Magnets are everywhere these days, so why not in a pen? Penn State Industries has a new Magnetic Vertex Pen, that features an integrated magnet to hold the cap on. Available as rollerball or fountain in chrome, gunmetal, or satin.
If you’re in the area, check out the 2011 Wood Expo, a special exhibit at the New England Home Show. Guests include Allan Breed, Glen Guarino, Philip C. Lowe, Steve Brown and of course, the Expo’s host, Tommy McDonald.
Joshua Casper, a specialist in the U.S. Army, has been using his woodworking skills to improve the lives of those he’s serving with.
In the last six months, Casper has constructed shelves and stands for soldiers, framed and insulated the Afghan National Break area and an inspection cell used by female inspectors and worked on the volunteer fire station, among other projects.
Specialist Casper must be doing a great job, because he was just recognized with the “Warrior of the Week” award.
Woodworking has been around for thousands of years. Video games, about 30. That’s no reason you can’t mix the two, check out this beautiful custom joystick in walnut and zebrawood from souji5.
The most nervewracking part of building a shelf are drilling all of those holes for the shelf-pins, and you’ve got two options: fixed shelves, or finding a good jig. Greg Portland has a good review of the options on the market right now over at Sawmill Creek.
We both know there’s at least one bit rolling around, or lost in the shavings, in the back corner of your router table. So why not build it a nice little home? Check out this step-by-step plan over at Wood Magazine, and there’s a downloadable/printable version on the last page.
Kelly Dunton over at Fine Woodworking has a nice video that shows how easy it can be to turn a nice bowl. From rough-cut to finish in about an hour!
One of the most important parts of any project is selecting the wood you’ll use. While we usually go for a wood based on it’s properties or color or figure, sometimes it’s all about the story. I just ordered myself some Kauri wood from WoodCraft for this reason. It looks pretty plain, but it has some iridescence, and it’s textured like Basswood, but here’s the kicker, it’s 50,000 years old!
The kauri forests originate in the Northern Island of New Zealand, and it has been scientifically proven that they were around before the Ice Age. According to one theory, they were knocked down by a giant tsunami and buried in peat bogs for over 50,000 years, where they were perfectly preserved from the elements that would otherwise have rotted them away.

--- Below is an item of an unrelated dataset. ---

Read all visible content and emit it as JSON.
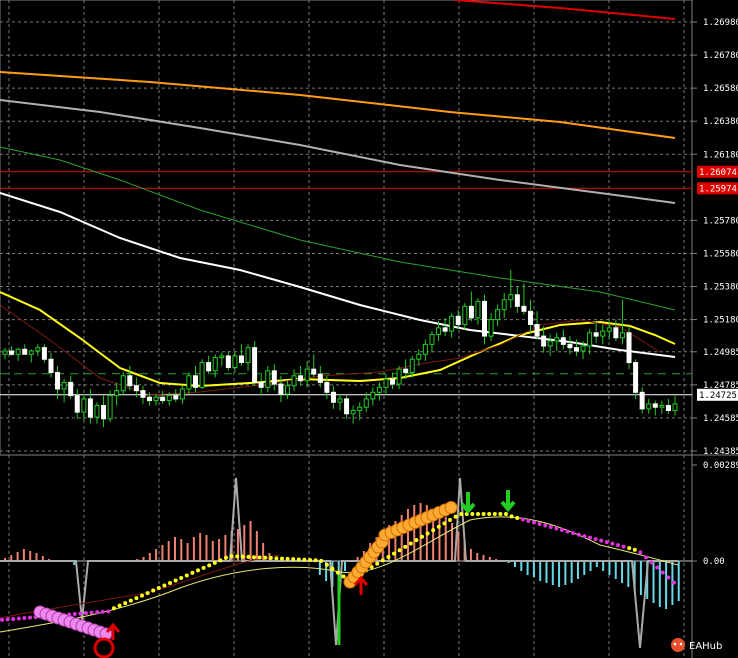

Not a bad story, and not a bad price either.
Alot of great discussion in the comments over at the Wood Whisperer about a possible move to require Saw-Stop like technology in tablesaws. He also points out a new competitor called Whirlwind that takes a different approach, using proximity sensors rather than conductivity. Seems like a great idea, and I can’t wait to see if this gets picked up by some of the manufacturers.
As shop classes continue to face cuts from tight school budgets, it’s always great to see masters like Hugh Buttrum reaching out to the next generation.
Hartman called the furniture and crafts the students are making from scratch a visual reminder of what they are capable of. “They can take this furniture home and look at it every day, and remember that they made it; that they can do anything,” he said.